Szybko zmieniłem tematykę i trafiłem na challenge, który stał się hitem pod koniec 2019 r. Użytkownicy prezentowali różne style tańca, popularne w ostatniej dekadzie. Wyzwanie było w sam raz na symboliczny 2020 rok i zachęciło wiele osób do podpinania się pod hasztag #koniecdekady. Te 700 tys. polubień ze screena poniżej to całe nic. Niektórzy zbierali nawet po 1,5 mln.
Użytkownicy TikToka to głównie ludzie w przedziale wiekowym 13-24. Postanowiłem podpytać tych najmłodszych, co "grzeje" i jak nagrywać, by zyskać popularność. "Na pewno taniec. Bierze się jakąś piosenkę, do której trzeba wymyślić układ, potem robi sie z tego trend.
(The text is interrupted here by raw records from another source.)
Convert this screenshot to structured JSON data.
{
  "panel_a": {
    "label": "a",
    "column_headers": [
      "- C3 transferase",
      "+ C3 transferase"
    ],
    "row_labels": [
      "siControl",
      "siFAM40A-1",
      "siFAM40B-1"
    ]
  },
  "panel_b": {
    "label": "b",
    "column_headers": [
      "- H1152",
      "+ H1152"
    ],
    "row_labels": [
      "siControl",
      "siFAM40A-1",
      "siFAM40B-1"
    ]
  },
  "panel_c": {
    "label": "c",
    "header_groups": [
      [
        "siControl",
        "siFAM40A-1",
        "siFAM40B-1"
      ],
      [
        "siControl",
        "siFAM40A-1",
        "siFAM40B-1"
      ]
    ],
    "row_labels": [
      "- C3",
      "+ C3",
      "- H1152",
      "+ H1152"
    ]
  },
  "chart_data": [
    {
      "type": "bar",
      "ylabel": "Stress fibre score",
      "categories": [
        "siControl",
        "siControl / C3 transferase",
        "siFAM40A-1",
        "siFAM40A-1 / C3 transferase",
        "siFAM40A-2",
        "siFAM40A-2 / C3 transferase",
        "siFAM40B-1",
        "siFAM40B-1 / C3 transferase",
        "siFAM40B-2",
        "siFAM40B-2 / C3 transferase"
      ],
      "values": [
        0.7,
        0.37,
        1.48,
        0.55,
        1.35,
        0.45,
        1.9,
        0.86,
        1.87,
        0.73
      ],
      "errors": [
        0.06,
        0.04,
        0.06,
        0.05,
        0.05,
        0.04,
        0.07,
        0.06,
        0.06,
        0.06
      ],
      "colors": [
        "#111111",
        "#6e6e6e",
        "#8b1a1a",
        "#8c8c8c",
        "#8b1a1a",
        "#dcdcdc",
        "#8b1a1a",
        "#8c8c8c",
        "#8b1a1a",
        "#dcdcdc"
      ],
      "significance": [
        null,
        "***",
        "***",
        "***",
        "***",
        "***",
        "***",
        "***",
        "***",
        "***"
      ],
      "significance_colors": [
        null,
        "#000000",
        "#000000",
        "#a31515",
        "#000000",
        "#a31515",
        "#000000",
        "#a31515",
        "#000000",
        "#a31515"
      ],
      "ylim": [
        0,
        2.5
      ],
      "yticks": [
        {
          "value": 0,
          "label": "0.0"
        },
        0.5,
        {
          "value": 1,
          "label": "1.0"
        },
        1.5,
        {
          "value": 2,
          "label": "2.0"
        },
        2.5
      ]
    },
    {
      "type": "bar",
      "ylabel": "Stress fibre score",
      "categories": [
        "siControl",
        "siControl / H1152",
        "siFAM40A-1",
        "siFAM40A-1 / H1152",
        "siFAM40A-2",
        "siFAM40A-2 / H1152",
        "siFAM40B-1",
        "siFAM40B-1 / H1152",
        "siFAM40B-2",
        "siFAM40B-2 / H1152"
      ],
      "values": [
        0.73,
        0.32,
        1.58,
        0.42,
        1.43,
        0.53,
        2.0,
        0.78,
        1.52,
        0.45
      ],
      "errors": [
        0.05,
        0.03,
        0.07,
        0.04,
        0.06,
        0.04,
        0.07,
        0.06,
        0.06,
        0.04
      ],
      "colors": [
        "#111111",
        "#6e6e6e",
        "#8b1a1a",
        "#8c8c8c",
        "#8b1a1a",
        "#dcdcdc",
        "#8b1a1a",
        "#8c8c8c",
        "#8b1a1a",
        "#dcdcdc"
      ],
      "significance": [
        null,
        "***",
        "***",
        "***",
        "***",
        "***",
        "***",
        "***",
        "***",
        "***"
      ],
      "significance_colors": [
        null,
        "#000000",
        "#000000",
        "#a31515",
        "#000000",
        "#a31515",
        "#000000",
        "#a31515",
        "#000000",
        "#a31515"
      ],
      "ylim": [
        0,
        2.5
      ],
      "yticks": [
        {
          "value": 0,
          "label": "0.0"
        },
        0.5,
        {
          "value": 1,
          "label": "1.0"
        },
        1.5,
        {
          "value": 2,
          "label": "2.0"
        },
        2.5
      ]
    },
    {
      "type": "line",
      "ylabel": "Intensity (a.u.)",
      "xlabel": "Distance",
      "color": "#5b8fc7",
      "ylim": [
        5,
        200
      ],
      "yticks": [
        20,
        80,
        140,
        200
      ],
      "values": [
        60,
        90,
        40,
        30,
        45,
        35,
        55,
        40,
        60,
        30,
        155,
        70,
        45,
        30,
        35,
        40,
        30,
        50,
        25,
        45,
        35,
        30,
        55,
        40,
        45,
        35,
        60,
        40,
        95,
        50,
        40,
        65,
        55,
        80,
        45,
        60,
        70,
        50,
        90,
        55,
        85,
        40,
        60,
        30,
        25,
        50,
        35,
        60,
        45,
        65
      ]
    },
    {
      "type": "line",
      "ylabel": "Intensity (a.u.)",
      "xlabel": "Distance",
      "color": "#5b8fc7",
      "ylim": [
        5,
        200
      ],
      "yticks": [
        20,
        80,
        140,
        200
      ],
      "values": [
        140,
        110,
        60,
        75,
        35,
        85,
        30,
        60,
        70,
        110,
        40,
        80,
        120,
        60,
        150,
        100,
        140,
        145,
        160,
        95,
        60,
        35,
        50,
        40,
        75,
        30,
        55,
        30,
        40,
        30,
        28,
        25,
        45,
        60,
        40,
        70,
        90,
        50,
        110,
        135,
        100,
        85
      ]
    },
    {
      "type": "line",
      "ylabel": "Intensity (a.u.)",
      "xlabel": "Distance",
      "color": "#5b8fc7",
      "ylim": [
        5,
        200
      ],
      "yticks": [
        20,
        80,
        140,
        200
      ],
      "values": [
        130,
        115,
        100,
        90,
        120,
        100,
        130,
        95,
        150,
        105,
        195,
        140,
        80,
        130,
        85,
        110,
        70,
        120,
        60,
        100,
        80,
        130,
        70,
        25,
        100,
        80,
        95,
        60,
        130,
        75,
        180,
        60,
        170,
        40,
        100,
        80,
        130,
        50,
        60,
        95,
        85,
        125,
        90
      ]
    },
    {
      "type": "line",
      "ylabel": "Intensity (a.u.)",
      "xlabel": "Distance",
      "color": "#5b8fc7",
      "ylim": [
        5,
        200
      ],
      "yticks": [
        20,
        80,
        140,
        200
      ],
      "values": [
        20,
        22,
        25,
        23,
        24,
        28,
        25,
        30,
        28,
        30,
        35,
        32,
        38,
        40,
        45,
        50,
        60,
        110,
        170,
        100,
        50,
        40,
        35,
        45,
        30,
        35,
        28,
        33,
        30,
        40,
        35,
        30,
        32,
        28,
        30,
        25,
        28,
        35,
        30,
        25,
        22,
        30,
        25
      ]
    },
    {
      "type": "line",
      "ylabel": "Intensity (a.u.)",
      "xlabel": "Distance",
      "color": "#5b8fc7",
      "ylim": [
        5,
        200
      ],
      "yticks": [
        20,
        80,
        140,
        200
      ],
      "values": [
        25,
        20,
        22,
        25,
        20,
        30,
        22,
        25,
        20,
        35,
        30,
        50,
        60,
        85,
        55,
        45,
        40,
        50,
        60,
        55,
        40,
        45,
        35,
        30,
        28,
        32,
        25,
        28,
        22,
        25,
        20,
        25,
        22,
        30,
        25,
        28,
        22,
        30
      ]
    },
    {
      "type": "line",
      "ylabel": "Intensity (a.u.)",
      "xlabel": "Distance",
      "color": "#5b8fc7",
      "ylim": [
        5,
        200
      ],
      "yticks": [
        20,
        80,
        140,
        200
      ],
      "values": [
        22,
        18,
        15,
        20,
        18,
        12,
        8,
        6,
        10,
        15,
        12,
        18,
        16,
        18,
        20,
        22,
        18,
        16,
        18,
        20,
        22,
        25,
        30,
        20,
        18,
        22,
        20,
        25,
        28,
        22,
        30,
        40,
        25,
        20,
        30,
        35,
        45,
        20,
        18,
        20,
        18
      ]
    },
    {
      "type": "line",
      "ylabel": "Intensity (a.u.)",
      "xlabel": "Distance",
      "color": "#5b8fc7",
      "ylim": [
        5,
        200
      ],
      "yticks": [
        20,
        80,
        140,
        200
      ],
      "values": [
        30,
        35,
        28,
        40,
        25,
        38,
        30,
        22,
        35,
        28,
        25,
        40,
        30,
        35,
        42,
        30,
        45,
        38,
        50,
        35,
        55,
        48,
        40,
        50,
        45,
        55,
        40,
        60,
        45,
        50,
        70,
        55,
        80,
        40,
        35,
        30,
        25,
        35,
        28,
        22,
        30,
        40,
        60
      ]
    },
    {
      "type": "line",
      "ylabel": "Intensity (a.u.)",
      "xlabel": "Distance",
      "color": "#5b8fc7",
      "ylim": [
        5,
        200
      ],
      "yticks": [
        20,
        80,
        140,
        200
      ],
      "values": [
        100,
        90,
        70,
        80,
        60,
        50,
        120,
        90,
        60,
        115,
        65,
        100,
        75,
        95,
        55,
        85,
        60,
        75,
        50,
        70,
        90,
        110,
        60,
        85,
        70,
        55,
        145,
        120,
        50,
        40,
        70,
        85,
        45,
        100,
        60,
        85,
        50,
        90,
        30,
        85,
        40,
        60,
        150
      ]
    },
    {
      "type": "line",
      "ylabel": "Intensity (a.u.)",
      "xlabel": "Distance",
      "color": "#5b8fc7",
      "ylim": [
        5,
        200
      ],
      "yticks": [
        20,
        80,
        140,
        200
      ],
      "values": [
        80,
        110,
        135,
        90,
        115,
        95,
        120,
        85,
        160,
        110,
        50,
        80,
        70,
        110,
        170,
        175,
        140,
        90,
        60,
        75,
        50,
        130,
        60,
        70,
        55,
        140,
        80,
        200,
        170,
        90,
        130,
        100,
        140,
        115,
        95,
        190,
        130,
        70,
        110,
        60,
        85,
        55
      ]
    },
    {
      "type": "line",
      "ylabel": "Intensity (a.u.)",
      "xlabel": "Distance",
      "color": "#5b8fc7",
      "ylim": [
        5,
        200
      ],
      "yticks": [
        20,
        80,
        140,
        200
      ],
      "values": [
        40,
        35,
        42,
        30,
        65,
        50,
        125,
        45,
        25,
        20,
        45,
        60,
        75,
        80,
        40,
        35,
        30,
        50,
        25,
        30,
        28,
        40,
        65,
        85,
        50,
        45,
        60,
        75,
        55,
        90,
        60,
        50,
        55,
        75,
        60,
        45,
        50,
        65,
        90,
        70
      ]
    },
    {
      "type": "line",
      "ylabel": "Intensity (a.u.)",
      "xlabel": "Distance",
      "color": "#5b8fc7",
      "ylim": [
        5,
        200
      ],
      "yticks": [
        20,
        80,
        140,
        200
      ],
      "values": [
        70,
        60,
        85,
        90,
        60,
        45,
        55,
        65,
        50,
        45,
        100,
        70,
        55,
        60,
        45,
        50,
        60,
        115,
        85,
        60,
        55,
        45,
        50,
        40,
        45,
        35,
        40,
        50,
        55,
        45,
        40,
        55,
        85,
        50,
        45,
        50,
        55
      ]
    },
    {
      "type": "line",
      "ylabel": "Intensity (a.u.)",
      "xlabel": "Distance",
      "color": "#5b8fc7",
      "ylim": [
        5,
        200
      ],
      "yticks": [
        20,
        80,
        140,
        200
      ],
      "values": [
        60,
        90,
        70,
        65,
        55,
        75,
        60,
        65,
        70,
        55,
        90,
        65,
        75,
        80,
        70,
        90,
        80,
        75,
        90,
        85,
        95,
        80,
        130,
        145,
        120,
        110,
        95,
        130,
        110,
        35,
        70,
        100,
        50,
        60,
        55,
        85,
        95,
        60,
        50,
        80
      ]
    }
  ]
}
Druga rzecz to DIY, czyli jak zrobić różne rzeczy. Albo konta, gdzie dziewczyny rozmawiają o dojrzewaniu" – pisze mi jedna z użytkowniczek.
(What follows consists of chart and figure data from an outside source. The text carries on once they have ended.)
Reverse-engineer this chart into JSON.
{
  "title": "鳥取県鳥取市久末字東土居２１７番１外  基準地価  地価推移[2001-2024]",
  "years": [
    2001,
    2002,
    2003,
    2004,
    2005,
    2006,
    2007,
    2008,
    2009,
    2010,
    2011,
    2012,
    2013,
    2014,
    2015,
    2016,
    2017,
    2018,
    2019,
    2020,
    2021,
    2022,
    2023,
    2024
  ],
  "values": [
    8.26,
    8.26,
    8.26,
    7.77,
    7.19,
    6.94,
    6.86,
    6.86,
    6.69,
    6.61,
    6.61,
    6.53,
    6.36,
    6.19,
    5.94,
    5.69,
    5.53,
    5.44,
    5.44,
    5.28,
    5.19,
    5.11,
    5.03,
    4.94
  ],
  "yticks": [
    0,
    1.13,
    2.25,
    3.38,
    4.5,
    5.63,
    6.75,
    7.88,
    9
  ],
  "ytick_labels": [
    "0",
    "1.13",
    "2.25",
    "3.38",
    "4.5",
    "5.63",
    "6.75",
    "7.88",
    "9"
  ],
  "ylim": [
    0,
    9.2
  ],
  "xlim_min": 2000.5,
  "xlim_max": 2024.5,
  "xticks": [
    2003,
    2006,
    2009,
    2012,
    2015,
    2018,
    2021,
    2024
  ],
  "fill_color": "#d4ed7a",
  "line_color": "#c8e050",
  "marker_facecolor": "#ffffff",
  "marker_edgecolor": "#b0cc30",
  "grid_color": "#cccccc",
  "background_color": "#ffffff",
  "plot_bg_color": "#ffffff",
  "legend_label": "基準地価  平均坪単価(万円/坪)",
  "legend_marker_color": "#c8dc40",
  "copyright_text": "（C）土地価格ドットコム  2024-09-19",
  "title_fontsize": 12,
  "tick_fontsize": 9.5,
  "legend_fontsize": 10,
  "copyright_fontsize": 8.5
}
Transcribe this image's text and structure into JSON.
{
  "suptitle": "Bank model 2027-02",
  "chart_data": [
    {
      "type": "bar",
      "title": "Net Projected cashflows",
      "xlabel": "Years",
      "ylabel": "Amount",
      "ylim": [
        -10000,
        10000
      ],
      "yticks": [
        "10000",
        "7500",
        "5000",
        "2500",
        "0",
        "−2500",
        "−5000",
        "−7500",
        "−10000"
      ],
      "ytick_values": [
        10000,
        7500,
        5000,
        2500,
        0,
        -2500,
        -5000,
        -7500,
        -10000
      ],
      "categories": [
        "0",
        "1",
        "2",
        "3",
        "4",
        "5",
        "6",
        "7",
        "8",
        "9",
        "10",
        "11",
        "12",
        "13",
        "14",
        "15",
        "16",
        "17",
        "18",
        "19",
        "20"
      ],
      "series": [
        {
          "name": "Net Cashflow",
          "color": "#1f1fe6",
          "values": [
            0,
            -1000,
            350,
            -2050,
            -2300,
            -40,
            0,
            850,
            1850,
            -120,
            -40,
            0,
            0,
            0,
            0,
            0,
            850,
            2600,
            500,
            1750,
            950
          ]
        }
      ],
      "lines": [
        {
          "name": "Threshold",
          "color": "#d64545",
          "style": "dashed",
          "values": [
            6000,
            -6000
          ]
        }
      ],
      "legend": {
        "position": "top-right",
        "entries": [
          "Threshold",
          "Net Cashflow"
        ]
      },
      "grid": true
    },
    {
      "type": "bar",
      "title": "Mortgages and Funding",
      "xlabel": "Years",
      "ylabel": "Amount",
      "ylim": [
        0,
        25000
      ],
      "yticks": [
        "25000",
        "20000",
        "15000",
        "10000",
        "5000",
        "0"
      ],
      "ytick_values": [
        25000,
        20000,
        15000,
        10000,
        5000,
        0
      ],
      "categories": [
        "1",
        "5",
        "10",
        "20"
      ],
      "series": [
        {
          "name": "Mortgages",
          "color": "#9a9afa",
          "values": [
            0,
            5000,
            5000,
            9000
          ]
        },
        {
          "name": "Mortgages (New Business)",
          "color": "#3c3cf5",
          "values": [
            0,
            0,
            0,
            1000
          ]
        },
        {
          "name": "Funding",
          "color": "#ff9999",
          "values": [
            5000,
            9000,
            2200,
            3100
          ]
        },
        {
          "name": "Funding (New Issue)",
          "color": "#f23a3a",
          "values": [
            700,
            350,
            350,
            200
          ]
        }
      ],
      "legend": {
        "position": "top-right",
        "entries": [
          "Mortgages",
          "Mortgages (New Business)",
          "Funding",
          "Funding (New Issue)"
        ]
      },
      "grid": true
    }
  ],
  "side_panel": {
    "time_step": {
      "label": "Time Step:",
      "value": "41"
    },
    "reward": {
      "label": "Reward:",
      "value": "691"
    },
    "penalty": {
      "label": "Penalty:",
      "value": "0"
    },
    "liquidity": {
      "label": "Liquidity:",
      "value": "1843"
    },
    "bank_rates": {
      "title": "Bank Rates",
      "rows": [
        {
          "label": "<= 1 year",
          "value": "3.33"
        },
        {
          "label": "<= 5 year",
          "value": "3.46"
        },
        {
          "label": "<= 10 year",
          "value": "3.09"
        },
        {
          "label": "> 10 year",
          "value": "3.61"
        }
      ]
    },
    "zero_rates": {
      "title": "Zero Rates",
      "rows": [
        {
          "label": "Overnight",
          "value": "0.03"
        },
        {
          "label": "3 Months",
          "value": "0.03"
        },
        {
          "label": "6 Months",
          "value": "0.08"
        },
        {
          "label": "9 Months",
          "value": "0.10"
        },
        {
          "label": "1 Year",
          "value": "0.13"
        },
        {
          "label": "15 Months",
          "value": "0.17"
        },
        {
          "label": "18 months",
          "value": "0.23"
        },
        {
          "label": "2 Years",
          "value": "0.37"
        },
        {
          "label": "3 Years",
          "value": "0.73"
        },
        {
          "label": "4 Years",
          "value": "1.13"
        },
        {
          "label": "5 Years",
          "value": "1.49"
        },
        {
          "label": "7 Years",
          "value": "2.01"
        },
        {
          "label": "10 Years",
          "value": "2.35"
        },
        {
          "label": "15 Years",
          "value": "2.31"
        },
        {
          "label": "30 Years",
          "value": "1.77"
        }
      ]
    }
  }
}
"Na topie jest teraz taki filtr z Instagrama, który mówi na przykład, jaką postacią z Disney'a jesteśmy" – dodaje. Kiedy to sprawdziłem, zostałem zasypany przez TikToka innymi propozycjami. Nastolatki pokazują, jakie najgłupsze przezwiska można przydzielić znajomym albo robią wyzwanie z "zaraźliwym ziewaniem".
Przyznaję, nie do końca się w tym odnajduję. Rozumiem zaraźliwy, viralowy kontekst, ale to moim zdaniem ta ciemna strona TikToka. Nastolatki oglądają to i mówią "beka z typa". To pewnie wciąga, ale nic poza tym.
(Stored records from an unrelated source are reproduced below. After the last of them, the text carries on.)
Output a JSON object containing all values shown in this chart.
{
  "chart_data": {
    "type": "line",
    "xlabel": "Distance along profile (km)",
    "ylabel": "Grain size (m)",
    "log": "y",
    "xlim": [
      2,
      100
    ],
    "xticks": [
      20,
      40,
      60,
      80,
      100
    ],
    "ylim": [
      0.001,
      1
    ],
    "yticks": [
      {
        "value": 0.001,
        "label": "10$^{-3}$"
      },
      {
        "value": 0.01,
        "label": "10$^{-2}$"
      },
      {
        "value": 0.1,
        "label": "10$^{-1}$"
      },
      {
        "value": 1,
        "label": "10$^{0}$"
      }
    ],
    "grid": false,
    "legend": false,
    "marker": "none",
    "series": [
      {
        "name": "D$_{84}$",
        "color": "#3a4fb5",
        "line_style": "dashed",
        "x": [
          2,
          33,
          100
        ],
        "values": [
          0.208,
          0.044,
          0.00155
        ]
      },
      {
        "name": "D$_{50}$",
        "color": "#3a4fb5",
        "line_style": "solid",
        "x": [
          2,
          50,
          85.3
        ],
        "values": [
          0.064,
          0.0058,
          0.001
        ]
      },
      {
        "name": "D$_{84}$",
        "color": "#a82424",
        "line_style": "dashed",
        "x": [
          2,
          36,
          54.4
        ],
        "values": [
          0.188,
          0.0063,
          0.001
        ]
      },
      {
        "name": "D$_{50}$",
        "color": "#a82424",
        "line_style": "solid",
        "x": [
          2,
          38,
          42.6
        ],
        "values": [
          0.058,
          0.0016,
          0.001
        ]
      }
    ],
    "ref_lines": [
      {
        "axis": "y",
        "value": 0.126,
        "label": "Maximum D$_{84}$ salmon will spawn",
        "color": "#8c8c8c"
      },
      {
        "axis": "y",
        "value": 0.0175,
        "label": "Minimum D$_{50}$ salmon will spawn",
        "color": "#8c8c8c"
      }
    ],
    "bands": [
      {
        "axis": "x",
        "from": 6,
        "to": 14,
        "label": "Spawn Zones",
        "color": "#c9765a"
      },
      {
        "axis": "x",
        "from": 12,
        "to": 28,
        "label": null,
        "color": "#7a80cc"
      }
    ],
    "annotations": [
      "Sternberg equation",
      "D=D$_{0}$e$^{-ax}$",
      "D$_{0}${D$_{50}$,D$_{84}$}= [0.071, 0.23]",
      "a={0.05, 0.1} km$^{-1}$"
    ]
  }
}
Jedno trzeba jednak zauważyć. Te wszystkie nagrania mają absurdalne zasięgi. Ktoś zaliczy glebę w rytm muzyki, trafi do kosza z połowy boiska, albo przybije żółwika ze swoim psem, i momentalnie ma szansę zebrać setki tysięcy polubień. A przy odrobinie szczęścia, miliony.
Psy i ogólnie zwierzęta to oddzielny wątek, ale ten trend znamy już z innych mediów społecznościowych. No bo kto nigdy nie oglądał kompilacji z uroczymi labradorami? Na TikToku to poszło o krok dalej, bo zwierzęta muszą być ZAANGAŻOWANE. Nie wystarczy, że słodko sobie leżą. Ich właściciele wpadają na coraz to nowe pomysły, jak kreatywnie pokazać swoich podopiecznych. Efekty? Zobaczcie sami.
A teraz druga strona medalu. Nie myślcie sobie, że TikTok jest tylko wysypem anonimowych kont. Potencjał tej aplikacji już dawno wyczuli influencerzy, którzy do tej pory nakręcali swój ruch głównie na Instagramie i YouTube. A do nich dołączyły największe korporacje, na przykład Coca-Cola.
Poza tym, na TikToka zawitała choćby Wielka Orkiestra Świątecznej Pomocy. Krótkimi nagraniami relacjonowała to, co działo się w ramach styczniowego finału. Inni użytkownicy podchwycili ten pomysł i powstało kilkanaście hasztagów promujących zbiórkę. Kiedy podliczyłem ich zasięgi, wyszło mi ponad 32 mln wyświetleń.
Nie będę bawił się w zgadywanie, w jakim kierunku rozwinie się TikTok, ale strzelam, że niedługo może przesiąknąć też polityką. Aplikacja z taką widownią, to jak woda na młyn w kampanii wyborczej. Na razie (i w sumie oby jak najdłużej), TikTok od polityków jest wolny. A gdyby chcieli wejść do tego świata, zapytałem o kilka rad na początek.
Coś nowego, a nie "oklepane" treści
18-letnia Julia ma na TikToku 150 tys. obserwujących. Regularnie publikuje swoje materiały i zdradza mi co zrobić, by dotrzeć do jak największej liczby osób. – Są dwie drogi. Pierwsza, to wierne śledzenie trendu i bycie na bieżąco. Druga jest trudniejsza. Chodzi o stworzenie całkiem nowego contentu. Czegoś, co nie jest jeszcze oklepane – wyjaśnia dla naTemat.
Julia porównuje TikToka trochę do prawdziwego życia. – Ludzie zwracają uwagę na ładne osoby. Ładne dziewczyny, przystojnych chłopaków – tłumaczy. Dodaje też, że serwis skupia bardzo tolerancyjną społeczność. – Dużo młodych osób promuje tu swoje poglądy i są one bardzo miło przyjmowane. Na takich różnych prowokacjach można się wybić – wskazuje.
Moja rozmówczyni zauważa, że TikTok ma swoje lepsze i gorsze dni. A ja nawet nie dziwię się, że młodzi znaleźli sobie inną "apkę". Facebooka przejęły polityczne marudy, które zrobiły z tego serwisu tablicę do publikowania politycznych manifestów. Z kolei misja Instagrama chyba powoli się wypala.